Every shell instance created with subprocess.call with shell = True is its own world, and its environment is neither influenced by previous shell instances nor does it influence later ones.
However, the shell instances created do inherit the environment of the python process itself:
If you started your Python program from an interactive shell, then that shell's environment is inherited. Note that this only pertains to the current working directory and environment variables, and NOT to aliases, shell functions, and shell variables.

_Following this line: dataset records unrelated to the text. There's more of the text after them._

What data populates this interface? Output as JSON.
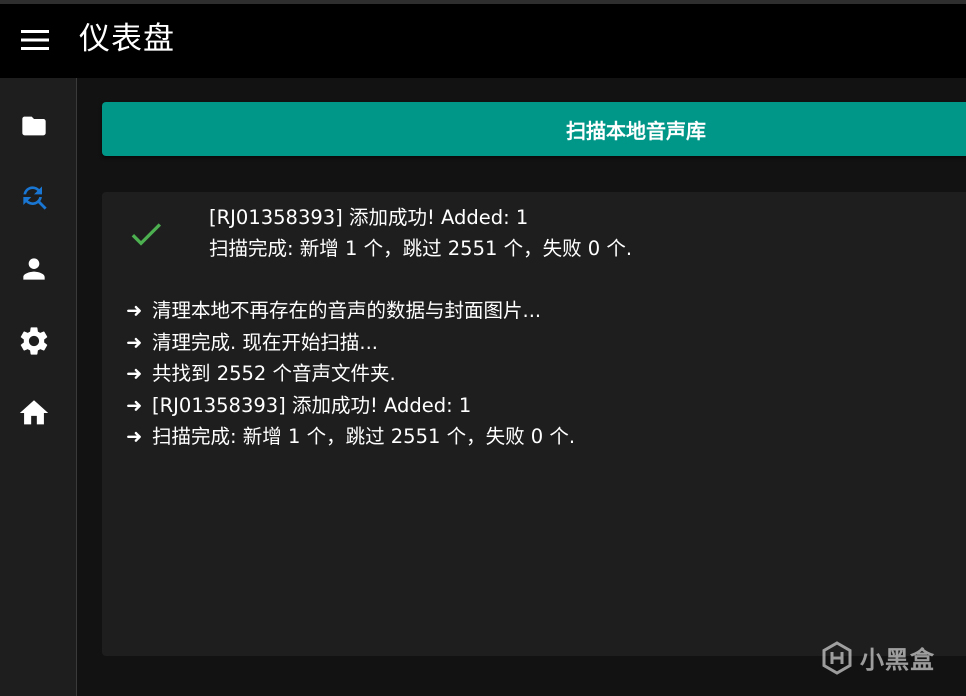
{
  "app": {
    "title": "仪表盘"
  },
  "sidebar": {
    "items": [
      {
        "icon": "folder-icon",
        "active": false
      },
      {
        "icon": "search-refresh-icon",
        "active": true
      },
      {
        "icon": "person-icon",
        "active": false
      },
      {
        "icon": "gear-icon",
        "active": false
      },
      {
        "icon": "home-icon",
        "active": false
      }
    ]
  },
  "main": {
    "scan_button_label": "扫描本地音声库",
    "status": {
      "icon": "checkmark-icon",
      "line1": "[RJ01358393] 添加成功! Added: 1",
      "line2": "扫描完成: 新增 1 个，跳过 2551 个，失败 0 个."
    },
    "log": {
      "arrow": "➜",
      "lines": [
        "清理本地不再存在的音声的数据与封面图片...",
        "清理完成. 现在开始扫描...",
        "共找到 2552 个音声文件夹.",
        "[RJ01358393] 添加成功! Added: 1",
        "扫描完成: 新增 1 个，跳过 2551 个，失败 0 个."
      ]
    }
  },
  "watermark": {
    "text": "小黑盒"
  },
  "colors": {
    "accent": "#009688",
    "active_nav": "#1976d2",
    "success": "#4caf50",
    "topbar": "#000000",
    "sidebar": "#1e1e1e",
    "card": "#1e1e1e",
    "background": "#121212"
  }
}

Generally, that's a feature, given that Python (CPython) itself is designed to be controllable via environment variables (for 2.x, see https://docs.python.org/2/using/cmdline.html#environment-variables; for 3.x, see https://docs.python.org/3/using/cmdline.html#environment-variables).
If needed, you can supply your own environment to the shell via the env parameter; note, however, that you'll have to supply the entire environment in that event, potentially including variables such as USER and HOME, if needed; simple example, defining $PATH explicitly:
subprocess.call('echo $PATH', shell = True, \
env = { 'PATH': '/sbin:/bin:/usr/bin' })
The shell does I/O redirection for a process. Based on what you're saying, the subprocess module does not do I/O redirection like that. To demonstrate, run:
subprocess.call(["sh","-c", "./x <inp.txt"])

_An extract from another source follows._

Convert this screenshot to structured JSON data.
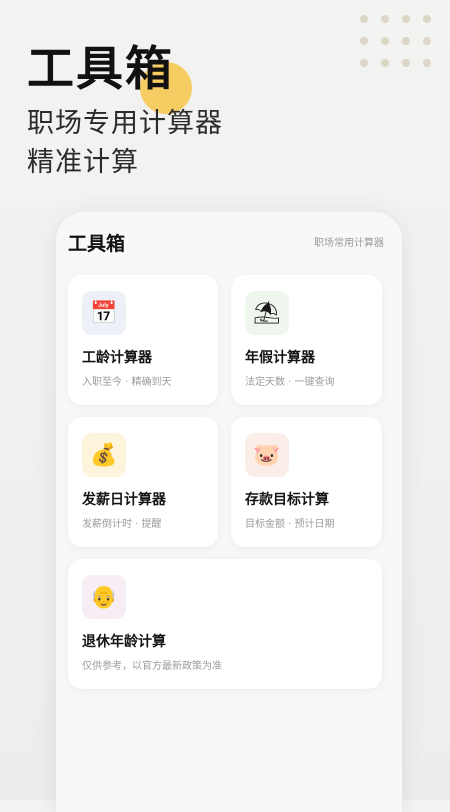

That runs the shell and should redirect the I/O. With your code, your program ./x is being given an argument <inp.txt which it is ignoring.
NB: the alternative call to subprocess.call is purely for diagnostic purposes, not a recommended solution. The recommended solution involves reading the (Python 2) subprocess module documentation (or the Python 3 documentation for it) to find out how to do the redirection using the module.
import subprocess
i_file = open("inp.txt")
subprocess.call("./x", stdin=i_file)
i_file.close()
If your script is about to exit so you don't have to worry about wasted file descriptors, you can compress that to:
import subprocess
subprocess.call("./x", stdin=open("inp.txt"))
By default, the subprocess module does not pass the arguments to the shell. Why? Because running commands via the shell is dangerous; unless they're correctly quoted and escaped (which is complicated), it is often possible to convince programs that do this kind of thing to run unwanted and unexpected shell commands.
Using the shell for this would be wrong anyway. If you want to take input from a particular file, you can use subprocess.Popen, setting the stdin argument to a file descriptor for the file inp.txt (you can get the file descriptor by calling fileno() a Python file object).